According to Papua New Guinea’s police commissioner Gari Baki, Halliman’s firm LAS is an American based company that offers high-end security solutions to global customers, including the United States government. It is staffed by former American military and police personnel.

“I was approached by the president of the company, Mr Peter Halliman, around July last year. He was offering his company’s services to the RPNGC,” Baki said.“Mr Halliman is an American citizen but he was born in Bulolo in 1961 and grew up in the Lake Kopiago-Koroba area of the Hela Province. His parents were Baptist missionaries.

“As the commissioner of police and commander of the APEC 2018 joint task force, I have been concerned at our response capability should we be faced with serious security threats such as a hostage situation for instance.

“I invited Laurence Aviation and Security Group to come to PNG in February this year to do a presentation for the senior police hierarchy on what they can offer to the RPNGC in terms of training.”

Back on 14 September 1991, I had refused to meet Pastor Peter Halliman in Cleveland because I did not like an article concerning cannibalism he had published in the local newspaper.

I felt his story damaged PNG’s reputation as a tourist destination and I felt personally hurt because I was an Alfred Friendly Press Fellow on attachment to the Cleveland Plain Dealer, the newspaper that had published the story.

Did my fellow journalists see me as a cannibal, I wondered.The other night, 26 years later, I saw his face on EMTV news as principal of Lawrence Aviation and Security Group.

Halliman baptises a congregation member. This was the same Pastor Peter Halliman who had told a press conference in Cleveland that Papua New Guineans still practised cannibalism - and that he had visited cannibalistic tribes on several occasions in the hope of converting them to Christianity.

At that time, he was quoted as saying: “They say human meat is better tasting than any other. Mostly they kill their enemies and eat them. They use skulls to decorate their houses. Other tribes are careful about going to their areas.”

Two months before that article, I had read another shocking Halliman story in Weekly World News. It was about a brave missionary and his family of four who had been eaten alive by “wild eyed Tuarie tribesman as soon as they arrived at the tribal camp in the steamy jungles of New Guinea.”
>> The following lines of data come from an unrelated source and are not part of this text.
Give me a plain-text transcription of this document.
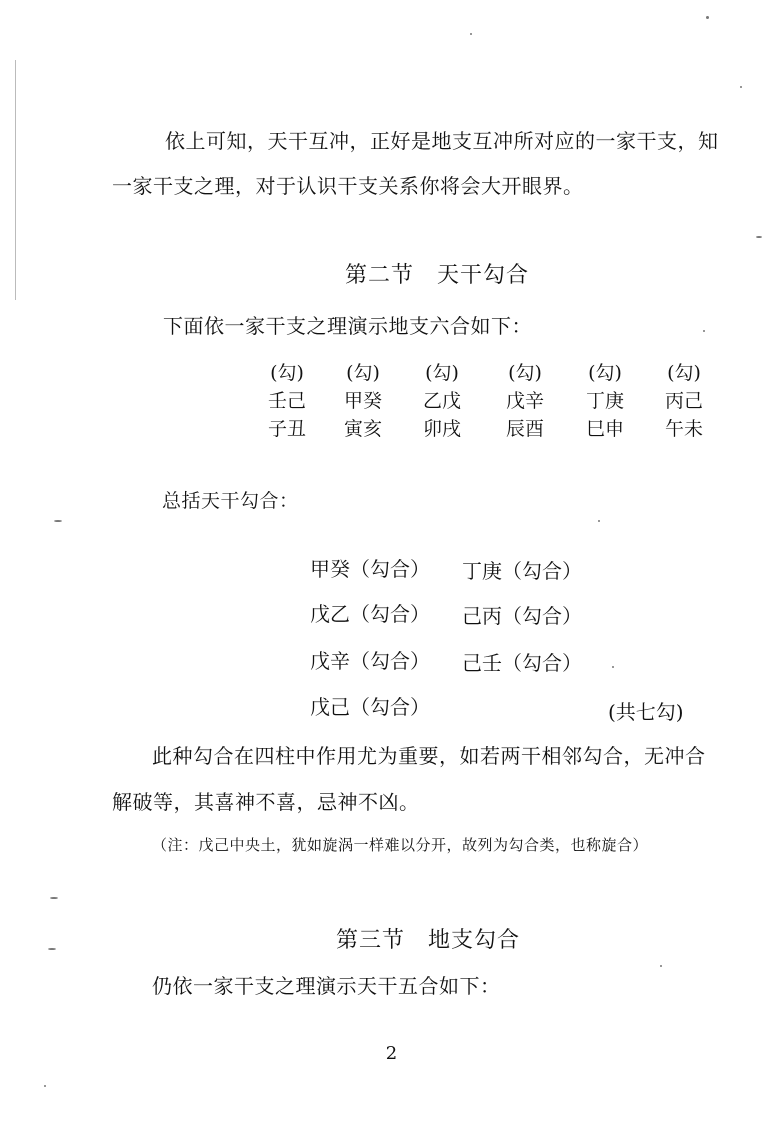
依上可知，天干互冲，正好是地支互冲所对应的一家干支，知
一家干支之理，对于认识干支关系你将会大开眼界。
第二节　天干勾合
下面依一家干支之理演示地支六合如下：
(勾)	(勾)	(勾)	(勾)	(勾)	(勾)
壬己	甲癸	乙戊	戊辛	丁庚	丙己
子丑	寅亥	卯戌	辰酉	巳申	午未
总括天干勾合：
甲癸（勾合） 丁庚（勾合）
戊乙（勾合） 己丙（勾合）
戊辛（勾合） 己壬（勾合）
戊己（勾合）	(共七勾)
此种勾合在四柱中作用尤为重要，如若两干相邻勾合，无冲合
解破等，其喜神不喜，忌神不凶。
（注：戊己中央土，犹如旋涡一样难以分开，故列为勾合类，也称旋合）
第三节　地支勾合
仍依一家干支之理演示天干五合如下：
2
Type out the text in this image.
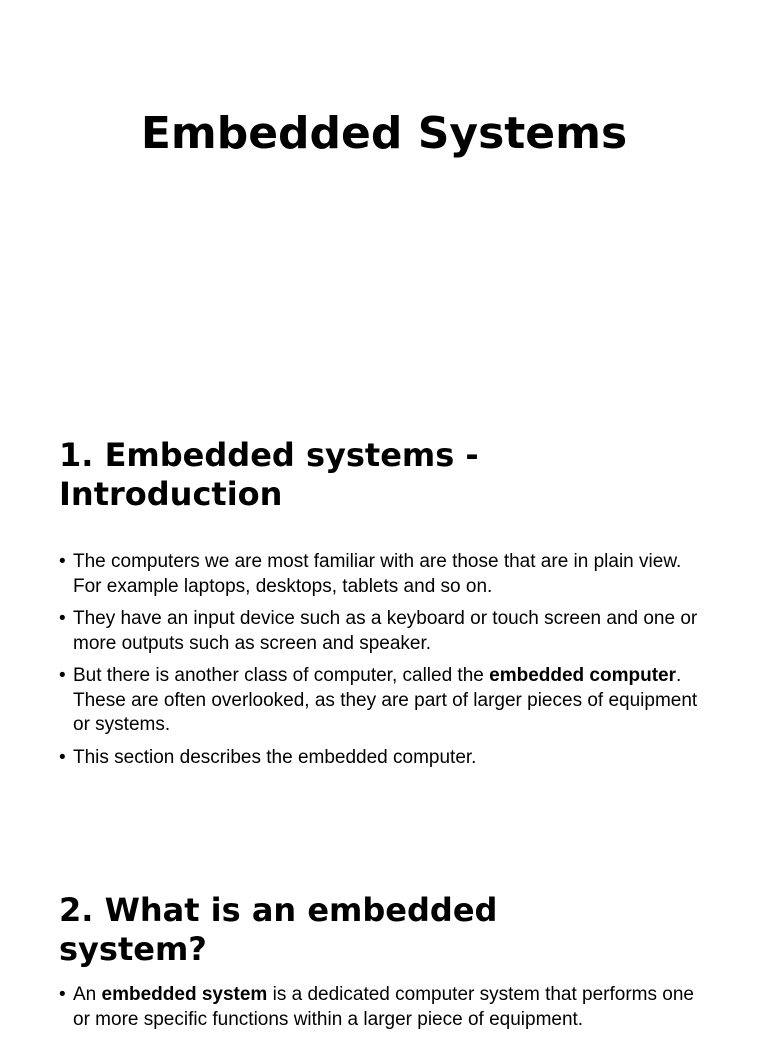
Embedded Systems
1. Embedded systems -
Introduction
• The computers we are most familiar with are those that are in plain view. For example laptops, desktops, tablets and so on.
• They have an input device such as a keyboard or touch screen and one or more outputs such as screen and speaker.
• But there is another class of computer, called the embedded computer. These are often overlooked, as they are part of larger pieces of equipment or systems.
• This section describes the embedded computer.
2. What is an embedded
system?
• An embedded system is a dedicated computer system that performs one or more specific functions within a larger piece of equipment.
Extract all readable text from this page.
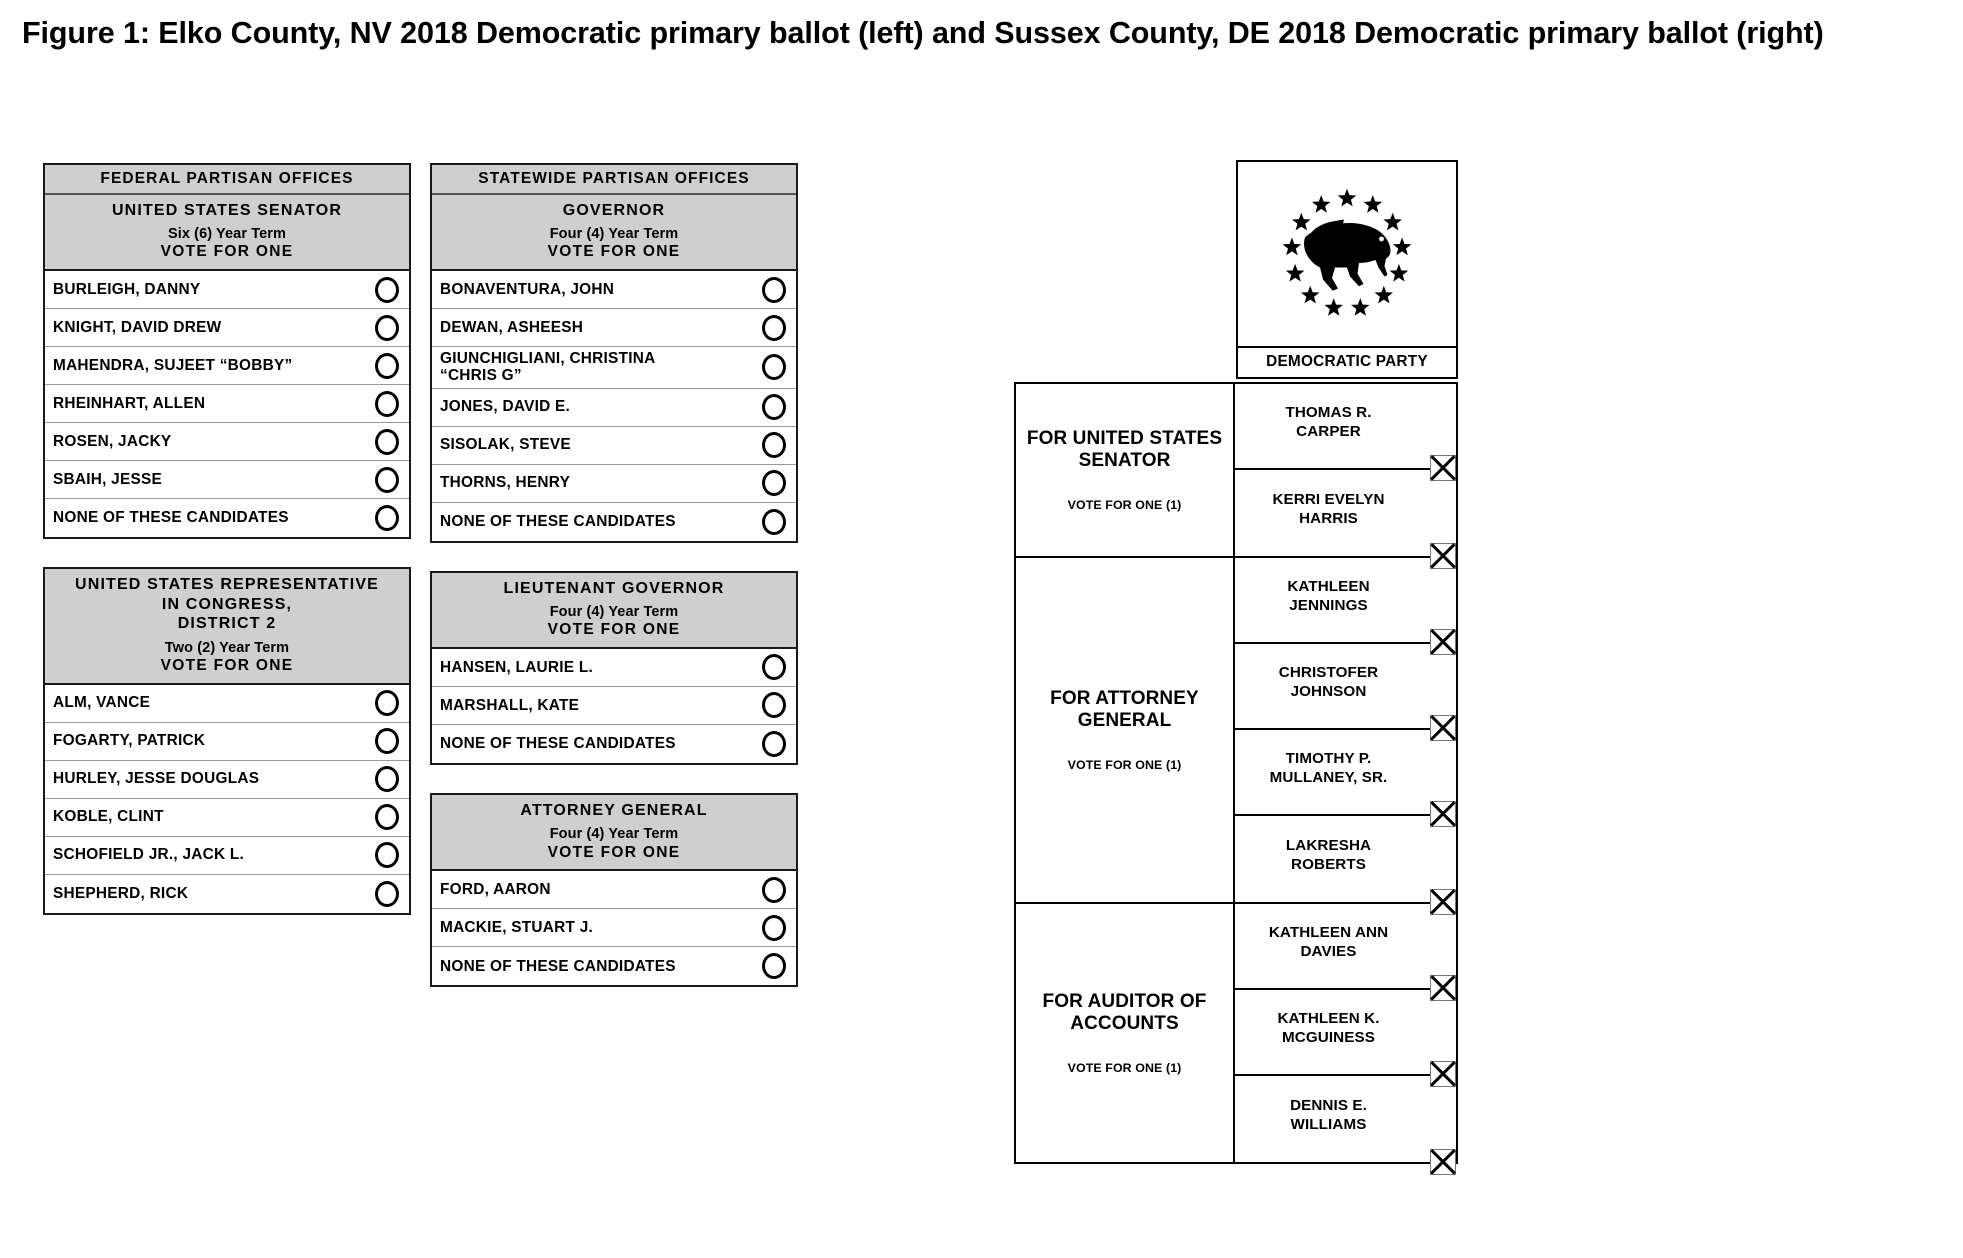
Figure 1: Elko County, NV 2018 Democratic primary ballot (left) and Sussex County, DE 2018 Democratic primary ballot (right)
FEDERAL PARTISAN OFFICES
UNITED STATES SENATOR
Six (6) Year Term
VOTE FOR ONE
BURLEIGH, DANNY
KNIGHT, DAVID DREW
MAHENDRA, SUJEET “BOBBY”
RHEINHART, ALLEN
ROSEN, JACKY
SBAIH, JESSE
NONE OF THESE CANDIDATES
UNITED STATES REPRESENTATIVE
IN CONGRESS,
DISTRICT 2
Two (2) Year Term
VOTE FOR ONE
ALM, VANCE
FOGARTY, PATRICK
HURLEY, JESSE DOUGLAS
KOBLE, CLINT
SCHOFIELD JR., JACK L.
SHEPHERD, RICK
STATEWIDE PARTISAN OFFICES
GOVERNOR
Four (4) Year Term
VOTE FOR ONE
BONAVENTURA, JOHN
DEWAN, ASHEESH
GIUNCHIGLIANI, CHRISTINA
“CHRIS G”
JONES, DAVID E.
SISOLAK, STEVE
THORNS, HENRY
NONE OF THESE CANDIDATES
LIEUTENANT GOVERNOR
Four (4) Year Term
VOTE FOR ONE
HANSEN, LAURIE L.
MARSHALL, KATE
NONE OF THESE CANDIDATES
ATTORNEY GENERAL
Four (4) Year Term
VOTE FOR ONE
FORD, AARON
MACKIE, STUART J.
NONE OF THESE CANDIDATES
DEMOCRATIC PARTY
FOR UNITED STATES
SENATOR
VOTE FOR ONE (1)
THOMAS R.
CARPER
KERRI EVELYN
HARRIS
FOR ATTORNEY
GENERAL
VOTE FOR ONE (1)
KATHLEEN
JENNINGS
CHRISTOFER
JOHNSON
TIMOTHY P.
MULLANEY, SR.
LAKRESHA
ROBERTS
FOR AUDITOR OF
ACCOUNTS
VOTE FOR ONE (1)
KATHLEEN ANN
DAVIES
KATHLEEN K.
MCGUINESS
DENNIS E.
WILLIAMS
I just couldn’t believe that an honest missionary could tell the American public that Papua New Guineans were still living in the stone-age and practising cannibalism. Halliman was born in PNG and had worked for eight years as a Baptist pastor before going to America to raise funds.Of course, he could have made clear that certain tribes practised cannibalism in olden times. But these practices had been outlawed by the Australian colonial administration and implemented by the kiaps and through the hard work of early missionaries.

My 300,000 Engan tribesman never practised cannibalism. Nor did Ekere Embago’s Huli people. We are the Huli-Opone people of the central highlands - a proud people, culturally linked to a common ancestor.

I’m sure Embago wouldn’t have discussed cannibalism with American journalists because he didn’t know anything about it. He couldn’t have understood what Halliman told journalists as he spoke only Tok Pisin and his own local Huli language.Embago was upset when eventually I got to tell him how he was like a circus animal exhibited to congregations right across America in order to collect money. Anyway, at the time, I didn’t get to see him or Peter Halliman because their story in the Plain Dealer had hurt me so much.

I had wanted to meet my fellow countryman as I was homesick after being away from PNG for three months but, over the phone, I refused to do that, explaining I was very upset.“You sound so harsh,” a Christian lady told me. “Peter loves your country. He showed us some good pictures.”

“But the country depends on tourism, and visitors could be scared away,” I replied.Now Peter Halliman’s armed security personnel have alarmed Port Moresby residents giving credence to last year’s disclosures by PNG Blogs that a private security operation was functioning in the country with the support of the O’Neill government.

I don’t think Gari Baki knows what he is doing or who he is dealing with. How can he take Halliman at face value?

I believe police commissioner Gari Baki was conned. He should suspend these mercenary operations and, as Sir Mekere Morauta has said, allow an independent investigation into this sinister security deal on the eve of PNG’s national elections next month.